All MCTs | MCTs with mutant KIT | MCTs without mutant KIT | ||||
---|---|---|---|---|---|---|
Cases | CR + PR | Cases | CR + PR | Cases | CR + PR | |
Toceranib | 86 | 32 (37.2%) | 20 | 12(60.0%) | 66 | 20(30.3%) |
Placebo | 63 | 5(7.9%) | 9 | 1(11.1%) | 54 | 4(7.4%) |
Placebo>toceranib | 58 | 24 (41.4%) | 9 | 7(77.8%) | 49 | 17(34.7%) |
Interestingly, both agents showed antitumor effects even on MCTs expressing wild‐type KIT (Tables 2 and 3). Though the agents suppress the activation of other receptor tyrosine kinases such as platelet‐derived growth factor receptor or vascular endothelial growth factor receptor 2 [50, 51], aberrant activations of principal targets except KIT were not observed in our study using more than 30 clinical MCT tissue samples (unpublished data). Thus, it is likely that the data in Table 2 indicate that tumor growth in no more than 30% of MCT was dependent on KIT signaling even though they express wild‐type KIT. We consider that these can be at least partly explained by SCF autoproduction from tumor cells as described above [28, 29]. Though further investigations are necessary, analyses to determine the KIT activation status will probably be a direct diagnostic agent to accurately predict the therapeutic efficacy of KIT targeting inhibitors.

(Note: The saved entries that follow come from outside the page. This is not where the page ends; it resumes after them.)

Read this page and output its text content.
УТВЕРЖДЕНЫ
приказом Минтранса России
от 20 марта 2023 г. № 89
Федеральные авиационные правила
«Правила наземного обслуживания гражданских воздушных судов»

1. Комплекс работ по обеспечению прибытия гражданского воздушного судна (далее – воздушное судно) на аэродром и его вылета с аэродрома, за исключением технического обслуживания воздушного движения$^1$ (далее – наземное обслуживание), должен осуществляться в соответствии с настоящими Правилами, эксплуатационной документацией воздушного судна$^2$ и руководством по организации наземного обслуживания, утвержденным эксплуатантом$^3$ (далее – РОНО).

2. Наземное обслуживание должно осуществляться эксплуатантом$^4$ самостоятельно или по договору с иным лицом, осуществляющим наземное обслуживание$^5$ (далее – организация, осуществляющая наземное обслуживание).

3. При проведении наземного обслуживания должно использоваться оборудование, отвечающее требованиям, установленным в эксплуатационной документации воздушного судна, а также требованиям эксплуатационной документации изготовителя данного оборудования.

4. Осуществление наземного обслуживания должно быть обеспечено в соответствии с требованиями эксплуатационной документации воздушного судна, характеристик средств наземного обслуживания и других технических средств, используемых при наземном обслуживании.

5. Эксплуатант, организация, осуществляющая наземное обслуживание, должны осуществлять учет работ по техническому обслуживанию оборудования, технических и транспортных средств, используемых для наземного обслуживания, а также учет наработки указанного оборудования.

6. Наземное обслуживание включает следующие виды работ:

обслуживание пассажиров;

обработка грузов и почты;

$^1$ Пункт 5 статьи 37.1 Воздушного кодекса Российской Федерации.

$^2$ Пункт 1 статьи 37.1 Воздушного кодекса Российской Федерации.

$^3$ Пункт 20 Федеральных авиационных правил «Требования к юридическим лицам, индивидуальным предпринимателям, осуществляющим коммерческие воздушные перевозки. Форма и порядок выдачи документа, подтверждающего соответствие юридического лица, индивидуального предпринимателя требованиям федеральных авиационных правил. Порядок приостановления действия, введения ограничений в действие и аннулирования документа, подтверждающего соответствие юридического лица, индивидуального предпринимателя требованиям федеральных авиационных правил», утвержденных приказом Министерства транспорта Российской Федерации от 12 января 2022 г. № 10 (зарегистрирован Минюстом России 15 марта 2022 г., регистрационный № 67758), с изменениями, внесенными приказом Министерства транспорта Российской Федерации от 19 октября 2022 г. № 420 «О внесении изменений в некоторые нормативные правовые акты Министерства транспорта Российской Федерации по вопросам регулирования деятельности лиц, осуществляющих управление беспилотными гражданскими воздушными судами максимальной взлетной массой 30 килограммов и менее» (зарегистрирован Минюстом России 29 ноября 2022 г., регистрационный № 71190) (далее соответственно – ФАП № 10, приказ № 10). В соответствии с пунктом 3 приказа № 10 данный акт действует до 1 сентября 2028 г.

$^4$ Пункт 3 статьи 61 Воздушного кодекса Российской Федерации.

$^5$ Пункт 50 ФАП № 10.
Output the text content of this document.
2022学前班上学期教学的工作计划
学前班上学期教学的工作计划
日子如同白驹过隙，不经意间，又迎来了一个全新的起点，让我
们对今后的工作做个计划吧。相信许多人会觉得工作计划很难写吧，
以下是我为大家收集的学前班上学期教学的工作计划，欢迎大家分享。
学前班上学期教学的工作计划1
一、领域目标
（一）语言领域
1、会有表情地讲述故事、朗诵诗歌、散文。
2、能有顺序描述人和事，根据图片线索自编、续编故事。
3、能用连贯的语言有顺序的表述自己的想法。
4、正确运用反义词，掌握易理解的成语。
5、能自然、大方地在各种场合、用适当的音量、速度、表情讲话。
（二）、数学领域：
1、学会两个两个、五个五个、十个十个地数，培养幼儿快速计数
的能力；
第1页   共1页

All MCTs | MCTs with mutant KIT | MCTs without mutant KIT | ||||
---|---|---|---|---|---|---|
1 year | 2 years | 1 year | 2 years | 1 year | 2 years | |
Toceranib | 59/95(62.1%) | 33/83(39.8%) | 17/27 (63.0%) | 7/23 (30.4%) | 38/62 (61.3%) | 23/54 (42.6%) |
Placebo | 9/25(36.0%) | 3/20(15.0%) | 1/7 (14.3%) | 0/6(0%) | 7/16 (43.8%) | 2/12 (16.7%) |
7. Final remarks
As described, molecular biological approaches to MCTs have started, and new findings are accumulating. However, some clinical researches present very limited information obtained from few cases. Therefore, clinicians should carefully collect information and evaluate data before clinical application of anticancer drugs and molecular targeting drugs to dogs with MCTs. It is dangerous to trust all data reported in few research reports or on few clinical cases. Knowledge on basic biology of mast cells will help clinicians to understand the recent molecular approaches to MCTs.